E-commerce stocks have benefited during the COVID-19 pandemic. As online shopping adoption increases, here are four e-commerce stocks to buy in 2022: Amazon, eBay, JD.com, and Chewy.

Global retail e-commerce sales were on a rising trend even before the COVID-19 pandemic, but the adoption rate increased as people were forced to shop online during lockdowns. A shift in consumer behavior led to a share of 18% of the total global retail sales for 2020. Moreover, e-commerce is forecast to have an annual growth rate of about 1% and to reach a 22% share of total global retail sales by 2024.

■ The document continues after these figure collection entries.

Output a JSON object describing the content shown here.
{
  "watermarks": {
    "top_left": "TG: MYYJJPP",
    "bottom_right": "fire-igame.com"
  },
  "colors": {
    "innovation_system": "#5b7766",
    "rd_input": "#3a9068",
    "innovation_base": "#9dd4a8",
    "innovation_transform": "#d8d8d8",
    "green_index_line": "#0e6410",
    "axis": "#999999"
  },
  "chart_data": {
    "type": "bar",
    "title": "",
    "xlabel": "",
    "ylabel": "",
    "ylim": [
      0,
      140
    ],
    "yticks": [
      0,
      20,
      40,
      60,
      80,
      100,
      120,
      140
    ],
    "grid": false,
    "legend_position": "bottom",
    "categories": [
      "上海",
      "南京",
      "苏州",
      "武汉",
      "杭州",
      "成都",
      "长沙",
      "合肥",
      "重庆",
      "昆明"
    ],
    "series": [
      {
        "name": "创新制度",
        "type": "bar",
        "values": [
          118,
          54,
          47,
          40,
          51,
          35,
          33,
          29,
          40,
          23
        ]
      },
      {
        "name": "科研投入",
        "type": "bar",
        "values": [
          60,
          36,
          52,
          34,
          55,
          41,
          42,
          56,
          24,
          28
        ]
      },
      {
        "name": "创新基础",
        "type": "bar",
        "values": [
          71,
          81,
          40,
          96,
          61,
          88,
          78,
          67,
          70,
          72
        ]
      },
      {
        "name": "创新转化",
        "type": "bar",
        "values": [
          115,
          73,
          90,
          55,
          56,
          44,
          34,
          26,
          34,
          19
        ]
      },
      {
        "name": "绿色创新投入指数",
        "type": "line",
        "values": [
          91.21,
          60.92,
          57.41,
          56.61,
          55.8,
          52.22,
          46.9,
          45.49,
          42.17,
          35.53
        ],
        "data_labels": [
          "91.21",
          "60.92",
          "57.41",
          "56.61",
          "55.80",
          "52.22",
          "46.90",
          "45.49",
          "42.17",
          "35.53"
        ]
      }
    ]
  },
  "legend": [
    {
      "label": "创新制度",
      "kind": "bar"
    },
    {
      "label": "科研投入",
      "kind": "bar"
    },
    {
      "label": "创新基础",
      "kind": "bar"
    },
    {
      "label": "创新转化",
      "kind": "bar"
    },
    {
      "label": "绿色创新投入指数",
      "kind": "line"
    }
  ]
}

So what are the companies best positioned to make most of these trends? Here are four: Amazon, eBay, LD.com, and Chewy.

Amazon

Amazon is one of the companies that delivered impressive returns during the pandemic. While the stock price topped in the summer of 2020, Amazon was one of the companies that kept hiring during COVID_19 as customers demanded more products to be delivered home than ever.

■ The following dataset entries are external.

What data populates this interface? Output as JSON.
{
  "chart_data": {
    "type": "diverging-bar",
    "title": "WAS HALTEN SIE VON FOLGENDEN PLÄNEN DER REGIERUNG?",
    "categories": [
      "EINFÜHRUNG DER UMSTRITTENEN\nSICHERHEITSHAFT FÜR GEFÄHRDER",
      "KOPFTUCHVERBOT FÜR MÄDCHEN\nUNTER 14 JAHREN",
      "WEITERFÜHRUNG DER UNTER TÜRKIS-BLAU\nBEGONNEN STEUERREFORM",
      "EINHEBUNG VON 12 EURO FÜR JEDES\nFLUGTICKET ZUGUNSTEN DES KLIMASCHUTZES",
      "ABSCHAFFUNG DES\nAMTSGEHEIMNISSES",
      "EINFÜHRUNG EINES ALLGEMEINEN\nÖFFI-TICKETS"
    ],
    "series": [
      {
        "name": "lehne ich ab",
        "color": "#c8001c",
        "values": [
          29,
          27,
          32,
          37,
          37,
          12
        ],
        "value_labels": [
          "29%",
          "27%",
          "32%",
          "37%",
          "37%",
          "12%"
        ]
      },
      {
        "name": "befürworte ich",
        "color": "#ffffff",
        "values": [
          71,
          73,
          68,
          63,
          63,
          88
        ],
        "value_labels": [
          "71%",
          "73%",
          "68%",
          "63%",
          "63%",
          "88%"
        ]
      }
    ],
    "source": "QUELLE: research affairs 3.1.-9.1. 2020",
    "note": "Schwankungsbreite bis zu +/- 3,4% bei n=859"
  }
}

The stock price reached above $3,400 during the pandemic and is currently trading at support given by the round $3,000.

eBay

eBays is an American company based in San Jose, California. It connects buyers and sellers worldwide via its marketplace platforms, and it pays a dividend. The forward dividend yield for the next 12 months is 1.30%, while the payout ratio is 18.23%.

The stock price peaked above $75 in the summer of 2021 and has corrected ever since. In 2022, eBay’s stock is down -16.60%.

JD.com

JD.com is a leading Chinese e-commerce platform with over half a million active customers. It sells everything from home appliances to apparel and electronics, and, just like Amazon, it does not pay a dividend. JD.com stock price is up 3% YTD.

Chewy is an American e-commerce company from Florida. It sells pet medications, food, and products for dogs, cats, and other pets.

Out of the 46 analysts covering the stock price, no one has issued a sell rating – 27 have a buy rating and 19 a neutral one. Most recently, RBC Capital Markets has maintained the stock to buy with a price target of $77.